Era mais um convívio, mas nesta coisa de conviver também se está a tomar a notas. Mesmo que não seja nada de trabalho, estamos sempre a apanhar qualquer coisa. O Zé era assim. Nunca vi uma coisa com aquela. Com o Fernando Tordo, com quem fez grande parelha, o Fernando levava-lhe a música e ele escrevia sobre a música, que é uma coisa difícil. Outras vezes faziam um dueto. Um escrevia a música e o outro estava logo ali ao lado a fazer a letra. São coisas que ficam. Eram muitos. As pessoas iam aparecendo lá em casa. Batiam à porta, entravam e saíam. Foi uma altura na vida da publicidade e das letras muito rica. Havia também a senhora Natália Correia. Eles chocavam muito.

Duas almas muito fortes.

Era. Era um grupo muito bom. O Zé era um tipo truculento, muitas vezes era bom não falar com ele. Entrava sempre mais tarde, depois dessas sessões. Não dormia muito. Aparecia com aquele ar satisfeito dele, metia-se com as colegas no corredor, a dizer os seus palavrões. Palavrões que na boa dele não se sentiam, não eram obscenos. Toda a gente se ria. Éramos todos muito mais novos.

Como era o resto do dia dele?
Quando se punha a trabalhar era sempre a andar. Nós dizíamos que ele não fazia textos, as palavras saíam-lhe como xixi, como dizia o Fernando Tordo. Tinha uma facilidade muito grande. Fazia um texto para uma canção logo. Às vezes ligavam-lhe a pedir uma letra e ele respondia em dez, quinze minutos. Era o que era.

Alguém lhe disse que não gostou de alguma coisa?
Não, era difícil. Muitas vezes podia-se sugerir isto ou aquilo, mas mal era preciso. O Zé fazia, está feito, acabou. Era muito inteligente na palavra. Até nos espectáculos dele.

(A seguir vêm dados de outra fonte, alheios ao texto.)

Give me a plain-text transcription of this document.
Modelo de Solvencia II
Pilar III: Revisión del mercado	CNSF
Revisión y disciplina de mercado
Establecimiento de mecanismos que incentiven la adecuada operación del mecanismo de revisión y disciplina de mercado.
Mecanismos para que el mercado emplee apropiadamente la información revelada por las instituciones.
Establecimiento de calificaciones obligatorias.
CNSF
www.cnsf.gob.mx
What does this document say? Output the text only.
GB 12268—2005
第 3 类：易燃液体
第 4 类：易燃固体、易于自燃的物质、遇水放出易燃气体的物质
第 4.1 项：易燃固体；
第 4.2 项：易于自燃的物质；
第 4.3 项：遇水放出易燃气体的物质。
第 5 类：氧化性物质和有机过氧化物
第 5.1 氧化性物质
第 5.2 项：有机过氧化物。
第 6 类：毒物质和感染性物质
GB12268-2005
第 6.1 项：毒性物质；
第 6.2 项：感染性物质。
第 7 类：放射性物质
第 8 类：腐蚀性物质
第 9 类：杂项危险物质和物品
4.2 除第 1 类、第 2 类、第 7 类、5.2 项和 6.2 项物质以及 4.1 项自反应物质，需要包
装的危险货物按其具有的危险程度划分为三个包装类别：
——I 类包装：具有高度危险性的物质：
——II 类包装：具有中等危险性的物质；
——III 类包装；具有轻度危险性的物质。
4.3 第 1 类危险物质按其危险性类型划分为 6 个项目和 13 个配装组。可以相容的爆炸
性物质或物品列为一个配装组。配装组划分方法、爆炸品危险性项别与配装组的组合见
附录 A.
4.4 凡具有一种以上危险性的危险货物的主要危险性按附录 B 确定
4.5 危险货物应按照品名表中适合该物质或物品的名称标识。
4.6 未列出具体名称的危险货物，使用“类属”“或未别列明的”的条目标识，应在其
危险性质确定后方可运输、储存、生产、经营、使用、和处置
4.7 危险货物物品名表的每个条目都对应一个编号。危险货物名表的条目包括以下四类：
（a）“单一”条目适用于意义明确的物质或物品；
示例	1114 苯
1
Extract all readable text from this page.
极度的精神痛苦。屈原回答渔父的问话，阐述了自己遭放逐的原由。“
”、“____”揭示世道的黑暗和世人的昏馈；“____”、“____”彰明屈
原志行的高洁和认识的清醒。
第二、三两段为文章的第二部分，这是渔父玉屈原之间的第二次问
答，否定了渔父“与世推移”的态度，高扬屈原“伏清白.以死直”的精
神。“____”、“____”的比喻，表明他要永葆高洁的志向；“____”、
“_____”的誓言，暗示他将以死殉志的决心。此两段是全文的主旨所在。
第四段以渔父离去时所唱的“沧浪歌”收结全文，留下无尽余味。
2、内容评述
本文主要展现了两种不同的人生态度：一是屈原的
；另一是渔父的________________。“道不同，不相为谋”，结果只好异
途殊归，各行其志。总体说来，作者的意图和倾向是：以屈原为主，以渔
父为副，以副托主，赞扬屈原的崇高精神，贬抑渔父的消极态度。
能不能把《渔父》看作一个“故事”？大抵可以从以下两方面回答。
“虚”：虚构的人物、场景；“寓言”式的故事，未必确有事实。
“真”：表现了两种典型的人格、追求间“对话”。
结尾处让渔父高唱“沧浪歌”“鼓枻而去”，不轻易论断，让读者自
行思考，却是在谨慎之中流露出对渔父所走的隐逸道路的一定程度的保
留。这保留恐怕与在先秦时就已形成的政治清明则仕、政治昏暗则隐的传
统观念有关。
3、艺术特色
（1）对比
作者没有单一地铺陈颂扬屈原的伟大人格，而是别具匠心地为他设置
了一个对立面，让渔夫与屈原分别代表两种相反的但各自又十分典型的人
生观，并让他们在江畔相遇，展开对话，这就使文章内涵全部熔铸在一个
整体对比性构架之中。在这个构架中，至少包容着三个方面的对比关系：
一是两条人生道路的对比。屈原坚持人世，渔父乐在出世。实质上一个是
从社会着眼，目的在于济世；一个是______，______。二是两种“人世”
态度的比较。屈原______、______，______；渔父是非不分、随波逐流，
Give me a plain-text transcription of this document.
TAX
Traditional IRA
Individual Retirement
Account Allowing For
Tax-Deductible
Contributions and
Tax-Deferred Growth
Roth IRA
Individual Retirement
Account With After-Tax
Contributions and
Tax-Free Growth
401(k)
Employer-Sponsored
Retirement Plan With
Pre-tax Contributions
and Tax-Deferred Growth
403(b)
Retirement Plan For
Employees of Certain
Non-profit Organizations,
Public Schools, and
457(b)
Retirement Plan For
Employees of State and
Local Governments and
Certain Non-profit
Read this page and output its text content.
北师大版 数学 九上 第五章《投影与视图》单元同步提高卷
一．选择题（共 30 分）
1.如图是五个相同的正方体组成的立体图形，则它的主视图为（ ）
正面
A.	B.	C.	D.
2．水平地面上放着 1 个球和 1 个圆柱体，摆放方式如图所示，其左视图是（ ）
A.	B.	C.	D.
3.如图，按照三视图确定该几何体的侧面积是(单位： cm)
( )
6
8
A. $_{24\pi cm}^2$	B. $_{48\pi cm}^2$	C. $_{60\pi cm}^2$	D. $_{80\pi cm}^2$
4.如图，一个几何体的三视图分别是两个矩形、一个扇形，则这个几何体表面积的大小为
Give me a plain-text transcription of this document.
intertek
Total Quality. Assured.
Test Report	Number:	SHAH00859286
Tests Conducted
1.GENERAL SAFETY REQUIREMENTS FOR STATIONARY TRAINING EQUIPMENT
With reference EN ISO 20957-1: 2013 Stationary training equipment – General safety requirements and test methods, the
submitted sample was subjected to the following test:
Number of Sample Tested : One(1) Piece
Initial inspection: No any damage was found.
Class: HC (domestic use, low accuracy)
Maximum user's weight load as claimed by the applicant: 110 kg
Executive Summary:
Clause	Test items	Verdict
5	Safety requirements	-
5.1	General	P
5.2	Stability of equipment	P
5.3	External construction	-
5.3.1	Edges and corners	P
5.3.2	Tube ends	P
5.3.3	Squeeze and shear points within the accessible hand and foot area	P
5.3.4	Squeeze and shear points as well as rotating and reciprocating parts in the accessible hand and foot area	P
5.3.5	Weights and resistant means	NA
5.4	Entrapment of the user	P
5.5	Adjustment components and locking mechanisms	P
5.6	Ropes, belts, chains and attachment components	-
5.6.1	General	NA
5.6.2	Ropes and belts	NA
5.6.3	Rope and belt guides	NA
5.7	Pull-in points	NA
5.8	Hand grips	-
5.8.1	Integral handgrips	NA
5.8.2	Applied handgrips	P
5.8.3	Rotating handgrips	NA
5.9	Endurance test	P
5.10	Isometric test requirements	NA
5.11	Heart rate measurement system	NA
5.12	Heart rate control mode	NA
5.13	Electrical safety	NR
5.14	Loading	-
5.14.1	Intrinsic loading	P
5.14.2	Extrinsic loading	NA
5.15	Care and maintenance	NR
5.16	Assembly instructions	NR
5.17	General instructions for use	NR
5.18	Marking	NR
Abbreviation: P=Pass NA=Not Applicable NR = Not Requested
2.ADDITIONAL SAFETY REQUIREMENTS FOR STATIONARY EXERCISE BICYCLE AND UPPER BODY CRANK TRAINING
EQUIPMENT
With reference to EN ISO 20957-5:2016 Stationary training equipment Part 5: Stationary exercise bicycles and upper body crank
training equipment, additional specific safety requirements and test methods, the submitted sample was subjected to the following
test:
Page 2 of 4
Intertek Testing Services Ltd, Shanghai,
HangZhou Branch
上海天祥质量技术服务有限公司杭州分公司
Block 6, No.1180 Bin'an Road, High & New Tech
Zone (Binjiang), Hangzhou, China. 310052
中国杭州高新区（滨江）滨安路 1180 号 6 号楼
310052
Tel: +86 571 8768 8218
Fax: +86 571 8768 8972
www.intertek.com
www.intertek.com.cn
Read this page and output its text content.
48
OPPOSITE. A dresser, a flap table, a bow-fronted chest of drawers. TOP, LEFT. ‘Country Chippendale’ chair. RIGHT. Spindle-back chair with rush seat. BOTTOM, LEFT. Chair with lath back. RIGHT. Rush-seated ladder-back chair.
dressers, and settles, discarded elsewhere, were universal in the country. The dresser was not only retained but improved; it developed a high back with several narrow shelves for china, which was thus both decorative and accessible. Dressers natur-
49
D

Punha-se no palco e era sensacional. Despejava tudo quanto queria. Vi um no Coliseu, nos cantos livres. Ele era homossexual assumido e isto foi antes do 25 de Abril. As pessoas começaram aos gritos quando ele entrou em palco e ele começou logo a ler um poema, “Não me digam mais nada senão morro”, e calou as pessoas todas com aquele vozeirão. Quando acabou, o Coliseu levantou-se a aplaudir. Foi arrepiante. E isto com os cães todos da PIDE lá. Acabou o poema, coisa que outros não fizeram. “Poeta castrado, não”, por exemplo. Era isso que fazia do Ary aquilo que era. Senão não era o Ary.

Voltou à casa dele depois da sua morte?
Fui tirar fotos para a biografia há uns 18 anos. O espólio foi para o PC, que quis fazer ali um museu. Não sei como correu, mas a casa depois foi alugada por um arquitecto que tirou tudo. Ele tinha as paredes forradas de veludo. Depois foi alugada por um fotógrafo e a casa já estava totalmente diferente. É giro porque ele tinha um cadeirão na sala onde recebia um velhote que batia à porta. Ele manda-o entrar e ele sentava-se ali. Seria uma pessoa do bairro. Esse fotógrafo dizia que já depois de ele morrer esse senhor continuava a bater à porta. “Olhe, o senhor Ary dos Santos deixava-me descansar aqui um bocadinho.” Agora é uma estilista que lá mora. Quem batesse à porta, se estivesse para jantar, entrava e sentava-se à mesa com ele. Era um homem assim. Lá tinha o seu temperamento mas ninguém ficava à porta.